Certainly, an open and curious mind is helpful here, and hearing Obomsawin say you should receive the six songs as three semantic pairs (exploring first heritage, and then religion, and then colonization and how we address it) might help focus attention. The work is a challenge in more ways than one, regardless. And one well worth accepting.
Sam Pfeifle can be reached at [email protected].

Two Weeks, Five Songs
- Genevieve Stokes – “Can I” | While “Habits,” her most recent single, is a dreamy kind of playfulness, here Stokes uses a driving beat to add urgency and a touch of mania to her apologia: “I’m still trying to find what happened to me / I’m still making a mess / And I’m still cleaning up.”
- Frankie Moon and Dave Mathewses Band – “Resin Bowls” | Crashing and amusing indie rock, always a bit off-kilter, about “when the bag you bought is empty.” Part of a 16-song full-length: “Hits from Life’s Exhaust Pipe.”
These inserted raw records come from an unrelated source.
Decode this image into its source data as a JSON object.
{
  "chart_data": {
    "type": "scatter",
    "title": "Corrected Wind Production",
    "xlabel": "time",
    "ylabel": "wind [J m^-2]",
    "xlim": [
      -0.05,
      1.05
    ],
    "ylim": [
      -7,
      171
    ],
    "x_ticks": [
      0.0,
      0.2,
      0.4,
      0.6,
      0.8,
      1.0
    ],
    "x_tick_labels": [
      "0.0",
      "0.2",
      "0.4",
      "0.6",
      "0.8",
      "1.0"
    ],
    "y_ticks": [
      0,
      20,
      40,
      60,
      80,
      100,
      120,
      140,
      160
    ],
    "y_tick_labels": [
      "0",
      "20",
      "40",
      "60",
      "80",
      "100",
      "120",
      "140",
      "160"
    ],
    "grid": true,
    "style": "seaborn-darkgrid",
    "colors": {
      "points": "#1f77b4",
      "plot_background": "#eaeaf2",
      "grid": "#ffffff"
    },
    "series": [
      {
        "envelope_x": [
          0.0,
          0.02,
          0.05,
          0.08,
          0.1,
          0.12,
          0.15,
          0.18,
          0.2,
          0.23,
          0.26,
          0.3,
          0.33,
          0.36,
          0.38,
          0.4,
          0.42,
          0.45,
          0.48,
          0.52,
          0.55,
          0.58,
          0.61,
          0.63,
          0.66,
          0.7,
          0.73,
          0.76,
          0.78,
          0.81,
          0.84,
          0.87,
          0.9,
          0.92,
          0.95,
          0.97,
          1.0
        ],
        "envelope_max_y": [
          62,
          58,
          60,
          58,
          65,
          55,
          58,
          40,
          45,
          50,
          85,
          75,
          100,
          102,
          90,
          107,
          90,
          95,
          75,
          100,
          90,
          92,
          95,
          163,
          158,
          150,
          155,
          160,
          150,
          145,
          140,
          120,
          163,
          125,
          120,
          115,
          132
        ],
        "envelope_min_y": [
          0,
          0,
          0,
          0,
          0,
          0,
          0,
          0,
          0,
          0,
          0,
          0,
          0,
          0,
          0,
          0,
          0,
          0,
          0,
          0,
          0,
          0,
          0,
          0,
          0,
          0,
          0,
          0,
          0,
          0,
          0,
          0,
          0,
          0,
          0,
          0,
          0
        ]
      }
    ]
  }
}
- Shwill – “Shwill” | An 11-song self-titled debut release perfect for satisfying your need for classic two-piece, guitar-drums blues rock, with some nods to Seattle grunge and Minneapolis punk.
- LoFi Decibels – “Ride with Me Kid” | Free and easy rock in the vein of Dire Straits, this project by David Jacques is comforting in a well-worn-pillow kind of way. Easy listening.
- I Believe in You – “In Love With…” | Six songs of very raw punk and rock, Rory Ste Croix here presents a bedroom piece with some great ideas and hooks.